I recently wrote to the Secretary of State for Transport, Chris Grayling MP, to stress that in order to rebalance our economy, the North and Greater Manchester in particular must not lose out on infrastructure investment. I was therefore pleased to receive a reply stating categorically that claims that the Government is prioritising Crossrail 2 over Northern Powerhouse Rail are simply not true.

However, I am pleased that the Government has shown its commitment to the North through various projects to boost our infrastructure. Over £1 billion is being spent on the Great North Project, which will transform the North's rail services by 2020 and has already delivered more seats and faster journey times between Manchester and Liverpool. A £1.2 billion investment package will deliver improvements to many of our region's stations including free Wi-Fi, and will help Northern and TransPennine Express to deliver 500 new carriages, room for more than 40,000 passengers, and more than 2,000 extra services a week by 2020. There will also be major upgrades to routes between key cities in the North such as Manchester, Leeds and York, and plans are currently being designed to enable significant improvements from 2022.

As your MP, I have consistently called for more investment in our local transport and infrastructure. I have questioned the Prime Minister, held debates in Parliament, and launched a transport survey for constituents. I support HS2 to bridge the North-South divide, and I am backing the Transport for the North strategy, which has received £60 million in investment to develop plans for Northern Powerhouse Rail. I remain totally committed to the Northern Powerhouse, and working to ensure we receive more funding for our local infrastructure.

Turning to concerns regarding fare rises, I fully appreciate the concerns that rail passengers across Cheadle have with the cost of train fares and its impact on household budgets. I have written to the Secretary of State for Transport, Chris Grayling MP, to convey to him the strong views of my constituents. 

Although it may be argued that some increases are necessary, in my view the current use of the Retail Prices Index (RPI) inflation rate (which generally tends to be slightly higher than an alternative measure, the Consumer Prices Index [CPI]) needs to be reviewed. The Office for National Statistics has used the CPI inflation rate as its preferred official measure since 2003; the Bank of England uses CPI as the measure on which it targets interest rate policy. The Government also applies the CPI rate to pension and benefit increases; so it is right to question why rail users should have the RPI rate applied to their fare increases.

Investment in our railways continues to increase as the UK meets the demand of the growing number of rail passengers. There are currently more people than ever using our railway system and passenger numbers have doubled since 1996, when the railways were first privatised. Train companies continuously state that the amount of profit made on the railways is around 3% of rail fares - with the other 97% spent on the everyday running and maintenance of the railways and services.

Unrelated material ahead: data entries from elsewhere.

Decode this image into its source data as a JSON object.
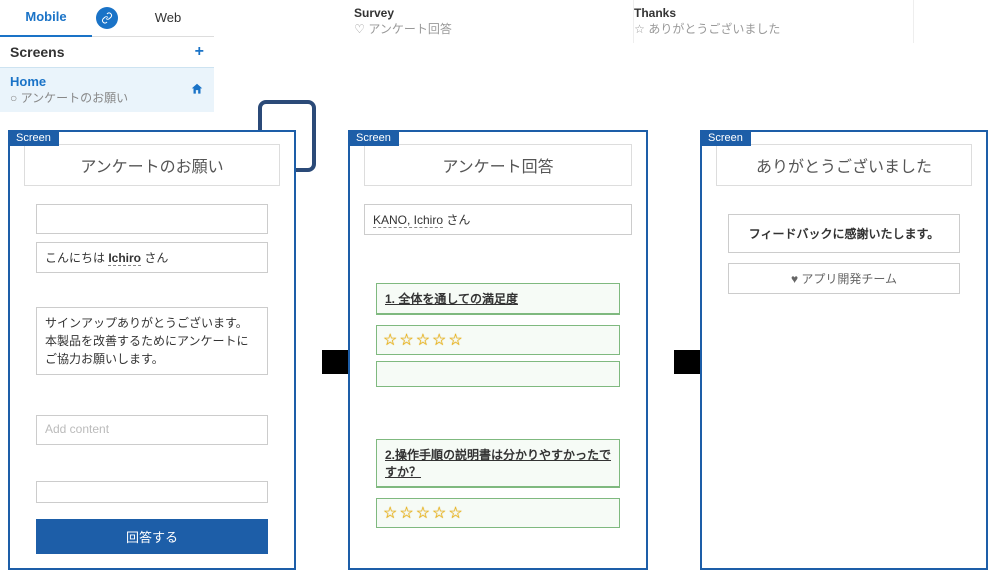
{
  "tabs": {
    "mobile": "Mobile",
    "web": "Web"
  },
  "screens_header": "Screens",
  "home_item": {
    "title": "Home",
    "subtitle": "アンケートのお願い"
  },
  "breadcrumbs": [
    {
      "title": "Survey",
      "icon": "♡",
      "subtitle": "アンケート回答"
    },
    {
      "title": "Thanks",
      "icon": "☆",
      "subtitle": "ありがとうございました"
    }
  ],
  "screen_tag": "Screen",
  "screen1": {
    "header": "アンケートのお願い",
    "greeting_pre": "こんにちは ",
    "greeting_name": "Ichiro",
    "greeting_post": " さん",
    "message": "サインアップありがとうございます。本製品を改善するためにアンケートにご協力お願いします。",
    "placeholder": "Add content",
    "button": "回答する"
  },
  "screen2": {
    "header": "アンケート回答",
    "user": "KANO, Ichiro",
    "user_suffix": " さん",
    "q1": "1. 全体を通しての満足度",
    "q2": "2.操作手順の説明書は分かりやすかったですか？",
    "stars": "☆☆☆☆☆"
  },
  "screen3": {
    "header": "ありがとうございました",
    "thanks": "フィードバックに感謝いたします。",
    "team_icon": "♥",
    "team": " アプリ開発チーム"
  }
}
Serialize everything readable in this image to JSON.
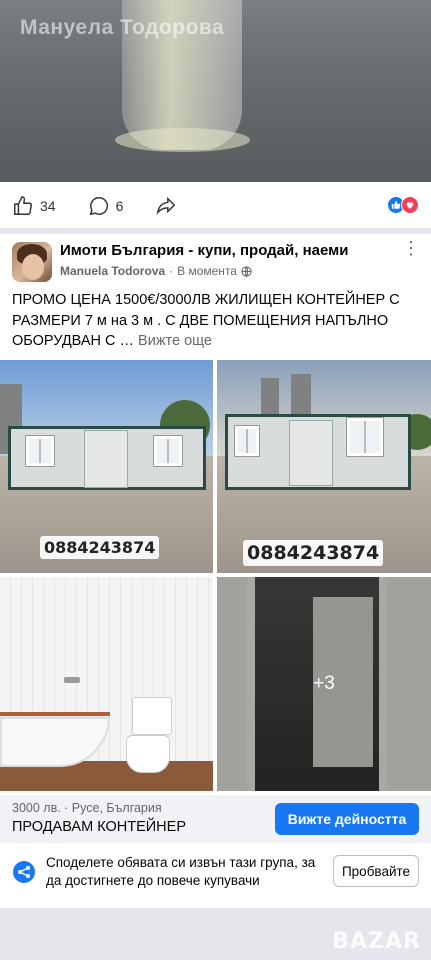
{
  "top_photo": {
    "watermark_name": "Мануела Тодорова"
  },
  "reactions": {
    "like_count": "34",
    "comment_count": "6",
    "summary_colors": {
      "like": "#1877f2",
      "love": "#f33e58"
    }
  },
  "post": {
    "group_name": "Имоти България - купи, продай, наеми",
    "author": "Manuela Todorova",
    "separator": "·",
    "time": "В момента",
    "privacy_icon": "globe-icon",
    "more_icon": "ellipsis-icon",
    "text": "ПРОМО ЦЕНА 1500€/3000ЛВ ЖИЛИЩЕН КОНТЕЙНЕР С РАЗМЕРИ 7 м на 3 м . С ДВЕ ПОМЕЩЕНИЯ НАПЪЛНО ОБОРУДВАН С …",
    "see_more": "Вижте още"
  },
  "photos": {
    "phone_1": "0884243874",
    "phone_2": "0884243874",
    "more_count": "+3"
  },
  "listing": {
    "price_location": "3000 лв. · Русе, България",
    "title": "ПРОДАВАМ КОНТЕЙНЕР",
    "cta": "Вижте дейността",
    "accent": "#1877f2"
  },
  "share": {
    "text": "Споделете обявата си извън тази група, за да достигнете до повече купувачи",
    "button": "Пробвайте"
  },
  "watermark": {
    "logo": "BAZAR"
  }
}
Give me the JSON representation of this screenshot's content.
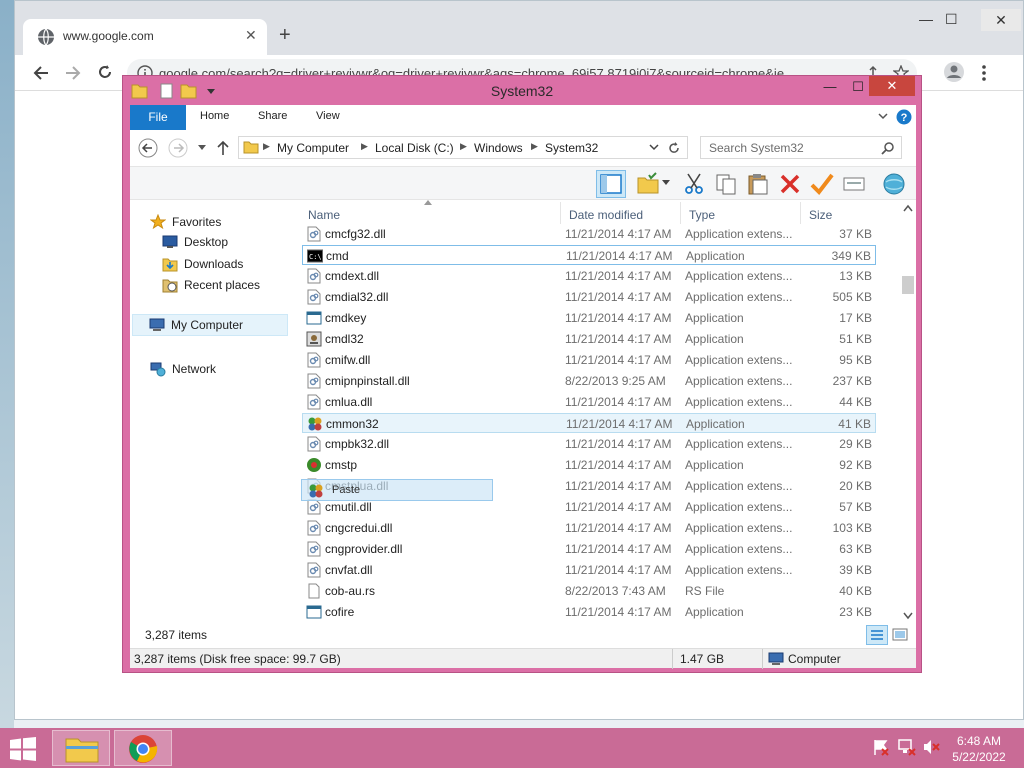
{
  "browser": {
    "tab_title": "www.google.com",
    "tab_close": "✕",
    "new_tab": "+",
    "address": "google.com/search?q=driver+reviywr&oq=driver+reviywr&aqs=chrome..69i57.8719j0j7&sourceid=chrome&ie",
    "minimize": "—",
    "maximize": "☐",
    "close": "✕"
  },
  "explorer": {
    "title": "System32",
    "minimize": "—",
    "maximize": "☐",
    "close": "✕",
    "ribbon_tabs": [
      "File",
      "Home",
      "Share",
      "View"
    ],
    "breadcrumb": [
      "My Computer",
      "Local Disk (C:)",
      "Windows",
      "System32"
    ],
    "search_placeholder": "Search System32",
    "nav": {
      "favorites": "Favorites",
      "desktop": "Desktop",
      "downloads": "Downloads",
      "recent": "Recent places",
      "computer": "My Computer",
      "network": "Network"
    },
    "columns": {
      "name": "Name",
      "date": "Date modified",
      "type": "Type",
      "size": "Size"
    },
    "files": [
      {
        "name": "cmcfg32.dll",
        "date": "11/21/2014 4:17 AM",
        "type": "Application extens...",
        "size": "37 KB",
        "icon": "dll"
      },
      {
        "name": "cmd",
        "date": "11/21/2014 4:17 AM",
        "type": "Application",
        "size": "349 KB",
        "icon": "cmd"
      },
      {
        "name": "cmdext.dll",
        "date": "11/21/2014 4:17 AM",
        "type": "Application extens...",
        "size": "13 KB",
        "icon": "dll"
      },
      {
        "name": "cmdial32.dll",
        "date": "11/21/2014 4:17 AM",
        "type": "Application extens...",
        "size": "505 KB",
        "icon": "dll"
      },
      {
        "name": "cmdkey",
        "date": "11/21/2014 4:17 AM",
        "type": "Application",
        "size": "17 KB",
        "icon": "exe"
      },
      {
        "name": "cmdl32",
        "date": "11/21/2014 4:17 AM",
        "type": "Application",
        "size": "51 KB",
        "icon": "cmdl"
      },
      {
        "name": "cmifw.dll",
        "date": "11/21/2014 4:17 AM",
        "type": "Application extens...",
        "size": "95 KB",
        "icon": "dll"
      },
      {
        "name": "cmipnpinstall.dll",
        "date": "8/22/2013 9:25 AM",
        "type": "Application extens...",
        "size": "237 KB",
        "icon": "dll"
      },
      {
        "name": "cmlua.dll",
        "date": "11/21/2014 4:17 AM",
        "type": "Application extens...",
        "size": "44 KB",
        "icon": "dll"
      },
      {
        "name": "cmmon32",
        "date": "11/21/2014 4:17 AM",
        "type": "Application",
        "size": "41 KB",
        "icon": "mon"
      },
      {
        "name": "cmpbk32.dll",
        "date": "11/21/2014 4:17 AM",
        "type": "Application extens...",
        "size": "29 KB",
        "icon": "dll"
      },
      {
        "name": "cmstp",
        "date": "11/21/2014 4:17 AM",
        "type": "Application",
        "size": "92 KB",
        "icon": "cmstp"
      },
      {
        "name": "cmstplua.dll",
        "date": "11/21/2014 4:17 AM",
        "type": "Application extens...",
        "size": "20 KB",
        "icon": "dll"
      },
      {
        "name": "cmutil.dll",
        "date": "11/21/2014 4:17 AM",
        "type": "Application extens...",
        "size": "57 KB",
        "icon": "dll"
      },
      {
        "name": "cngcredui.dll",
        "date": "11/21/2014 4:17 AM",
        "type": "Application extens...",
        "size": "103 KB",
        "icon": "dll"
      },
      {
        "name": "cngprovider.dll",
        "date": "11/21/2014 4:17 AM",
        "type": "Application extens...",
        "size": "63 KB",
        "icon": "dll"
      },
      {
        "name": "cnvfat.dll",
        "date": "11/21/2014 4:17 AM",
        "type": "Application extens...",
        "size": "39 KB",
        "icon": "dll"
      },
      {
        "name": "cob-au.rs",
        "date": "8/22/2013 7:43 AM",
        "type": "RS File",
        "size": "40 KB",
        "icon": "file"
      },
      {
        "name": "cofire",
        "date": "11/21/2014 4:17 AM",
        "type": "Application",
        "size": "23 KB",
        "icon": "exe"
      }
    ],
    "drag_label": "Paste",
    "item_count": "3,287 items",
    "status_left": "3,287 items (Disk free space: 99.7 GB)",
    "status_size": "1.47 GB",
    "status_location": "Computer"
  },
  "taskbar": {
    "time": "6:48 AM",
    "date": "5/22/2022"
  },
  "colors": {
    "explorer_frame": "#db6fa6",
    "taskbar": "#c96b96",
    "file_tab": "#1979ca",
    "close_button": "#c8463e"
  }
}
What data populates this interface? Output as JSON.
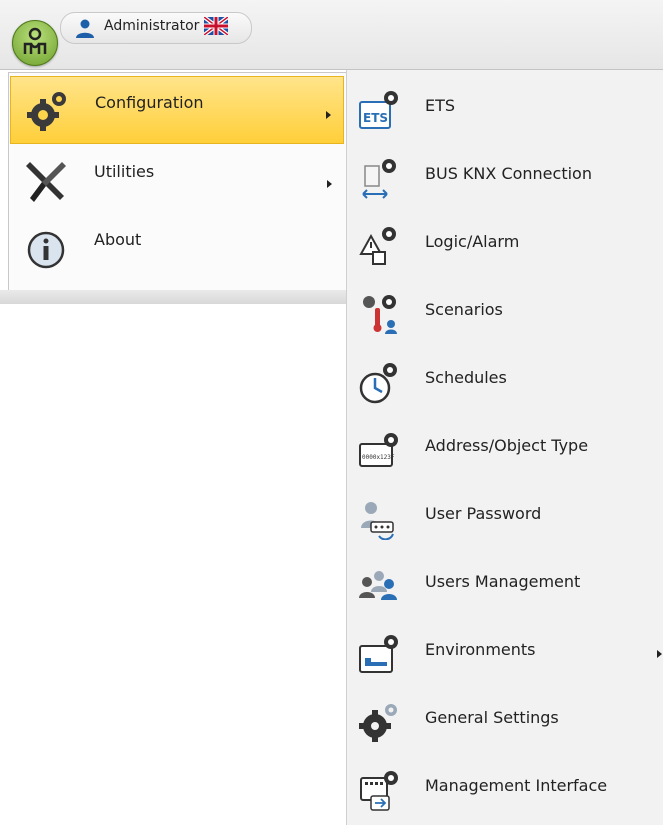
{
  "header": {
    "user_name": "Administrator",
    "user_icon": "user-icon",
    "flag_icon": "uk-flag-icon",
    "app_button_icon": "app-menu-icon"
  },
  "menu": {
    "items": [
      {
        "label": "Configuration",
        "icon": "gears-icon",
        "selected": true,
        "has_submenu": true
      },
      {
        "label": "Utilities",
        "icon": "tools-icon",
        "selected": false,
        "has_submenu": true
      },
      {
        "label": "About",
        "icon": "info-icon",
        "selected": false,
        "has_submenu": false
      }
    ]
  },
  "submenu": {
    "items": [
      {
        "label": "ETS",
        "icon": "ets-icon"
      },
      {
        "label": "BUS KNX Connection",
        "icon": "bus-connection-icon"
      },
      {
        "label": "Logic/Alarm",
        "icon": "logic-alarm-icon"
      },
      {
        "label": "Scenarios",
        "icon": "scenarios-icon"
      },
      {
        "label": "Schedules",
        "icon": "schedules-icon"
      },
      {
        "label": "Address/Object Type",
        "icon": "address-type-icon"
      },
      {
        "label": "User Password",
        "icon": "user-password-icon"
      },
      {
        "label": "Users Management",
        "icon": "users-management-icon"
      },
      {
        "label": "Environments",
        "icon": "environments-icon",
        "has_submenu": true
      },
      {
        "label": "General Settings",
        "icon": "gear-settings-icon"
      },
      {
        "label": "Management Interface",
        "icon": "management-interface-icon"
      }
    ]
  },
  "colors": {
    "selected_bg": "#ffd54a",
    "accent_blue": "#2a6fb5",
    "app_green": "#8cc63f"
  }
}
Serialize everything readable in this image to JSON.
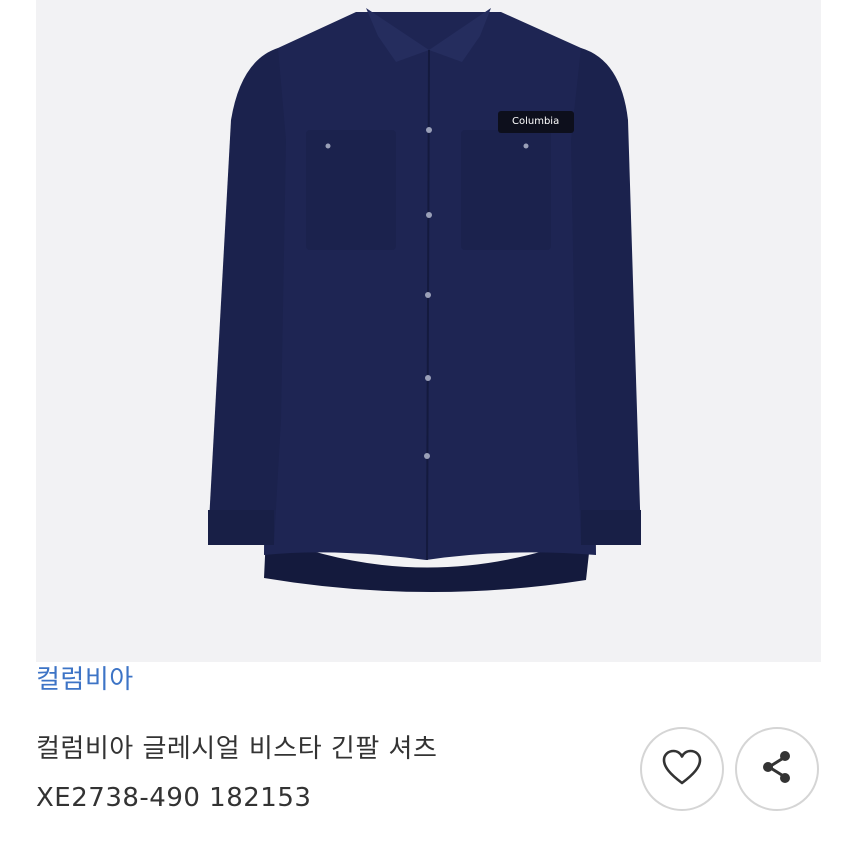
{
  "product": {
    "image_alt": "navy long sleeve shirt",
    "logo_text": "Columbia",
    "brand": "컬럼비아",
    "name": "컬럼비아 글레시얼 비스타 긴팔 셔츠",
    "code": "XE2738-490 182153"
  },
  "actions": {
    "like_icon": "heart-icon",
    "share_icon": "share-icon"
  },
  "colors": {
    "shirt": "#1c2350",
    "background": "#f2f2f4",
    "brand_link": "#3d74c6"
  }
}
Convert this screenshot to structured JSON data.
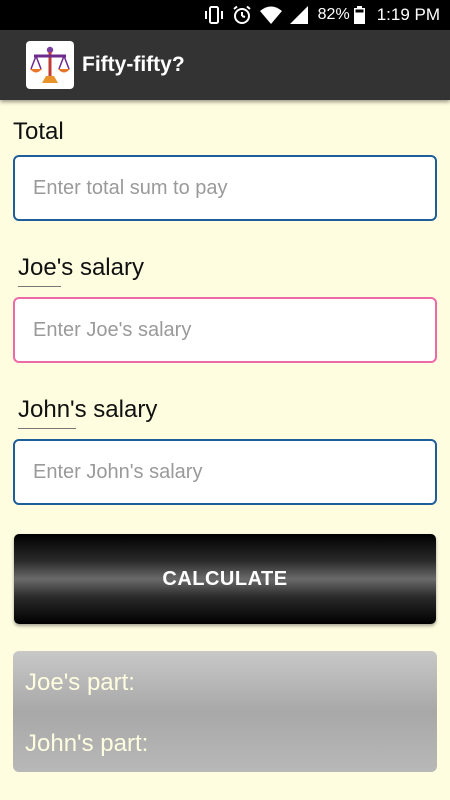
{
  "status_bar": {
    "battery": "82%",
    "time": "1:19 PM",
    "icons": [
      "vibrate-icon",
      "alarm-icon",
      "wifi-icon",
      "signal-icon",
      "battery-icon"
    ]
  },
  "app_bar": {
    "title": "Fifty-fifty?",
    "icon": "balance-scale-icon"
  },
  "form": {
    "total": {
      "label": "Total",
      "placeholder": "Enter total sum to pay"
    },
    "joe": {
      "name": "Joe",
      "label_suffix": "'s salary",
      "placeholder": "Enter Joe's salary"
    },
    "john": {
      "name": "John",
      "label_suffix": "'s salary",
      "placeholder": "Enter John's salary"
    },
    "calculate_label": "CALCULATE"
  },
  "result": {
    "joe_part": "Joe's part:",
    "john_part": "John's part:"
  },
  "colors": {
    "background": "#fefde0",
    "app_bar": "#333333",
    "field_border": "#1f5f99",
    "field_border_focused": "#ee6aa7"
  }
}
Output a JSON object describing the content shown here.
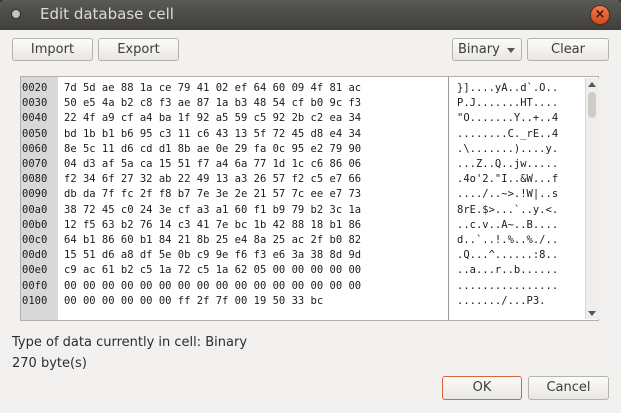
{
  "window": {
    "title": "Edit database cell",
    "close_glyph": "×"
  },
  "toolbar": {
    "import_label": "Import",
    "export_label": "Export",
    "mode_value": "Binary",
    "clear_label": "Clear"
  },
  "hex": {
    "rows": [
      {
        "addr": "0020",
        "hex": "7d 5d ae 88 1a ce 79 41 02 ef 64 60 09 4f 81 ac",
        "ascii": "}]....yA..d`.O.."
      },
      {
        "addr": "0030",
        "hex": "50 e5 4a b2 c8 f3 ae 87 1a b3 48 54 cf b0 9c f3",
        "ascii": "P.J.......HT...."
      },
      {
        "addr": "0040",
        "hex": "22 4f a9 cf a4 ba 1f 92 a5 59 c5 92 2b c2 ea 34",
        "ascii": "\"O.......Y..+..4"
      },
      {
        "addr": "0050",
        "hex": "bd 1b b1 b6 95 c3 11 c6 43 13 5f 72 45 d8 e4 34",
        "ascii": "........C._rE..4"
      },
      {
        "addr": "0060",
        "hex": "8e 5c 11 d6 cd d1 8b ae 0e 29 fa 0c 95 e2 79 90",
        "ascii": ".\\.......)....y."
      },
      {
        "addr": "0070",
        "hex": "04 d3 af 5a ca 15 51 f7 a4 6a 77 1d 1c c6 86 06",
        "ascii": "...Z..Q..jw....."
      },
      {
        "addr": "0080",
        "hex": "f2 34 6f 27 32 ab 22 49 13 a3 26 57 f2 c5 e7 66",
        "ascii": ".4o'2.\"I..&W...f"
      },
      {
        "addr": "0090",
        "hex": "db da 7f fc 2f f8 b7 7e 3e 2e 21 57 7c ee e7 73",
        "ascii": "..../..~>.!W|..s"
      },
      {
        "addr": "00a0",
        "hex": "38 72 45 c0 24 3e cf a3 a1 60 f1 b9 79 b2 3c 1a",
        "ascii": "8rE.$>...`..y.<."
      },
      {
        "addr": "00b0",
        "hex": "12 f5 63 b2 76 14 c3 41 7e bc 1b 42 88 18 b1 86",
        "ascii": "..c.v..A~..B...."
      },
      {
        "addr": "00c0",
        "hex": "64 b1 86 60 b1 84 21 8b 25 e4 8a 25 ac 2f b0 82",
        "ascii": "d..`..!.%..%./.."
      },
      {
        "addr": "00d0",
        "hex": "15 51 d6 a8 df 5e 0b c9 9e f6 f3 e6 3a 38 8d 9d",
        "ascii": ".Q...^......:8.."
      },
      {
        "addr": "00e0",
        "hex": "c9 ac 61 b2 c5 1a 72 c5 1a 62 05 00 00 00 00 00",
        "ascii": "..a...r..b......"
      },
      {
        "addr": "00f0",
        "hex": "00 00 00 00 00 00 00 00 00 00 00 00 00 00 00 00",
        "ascii": "................"
      },
      {
        "addr": "0100",
        "hex": "00 00 00 00 00 00 ff 2f 7f 00 19 50 33 bc",
        "ascii": "......./...P3."
      }
    ]
  },
  "status": {
    "type_text": "Type of data currently in cell: Binary",
    "size_text": "270 byte(s)"
  },
  "dialog": {
    "ok_label": "OK",
    "cancel_label": "Cancel"
  }
}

However, I think it is important to consider that wages are now growing faster than train ticket prices thanks to action by the Government, including the commitment to cap regulated rail fares in line with inflation (rather than the above inflation and double-digit increases which occurred under the last Labour Government), which will save annual season ticket holders £425 on average in the five years to 2020. The Government is investing in a massive upgrade programme which Ministers have driven forward, with around £40 billion being invested to the end of 2019.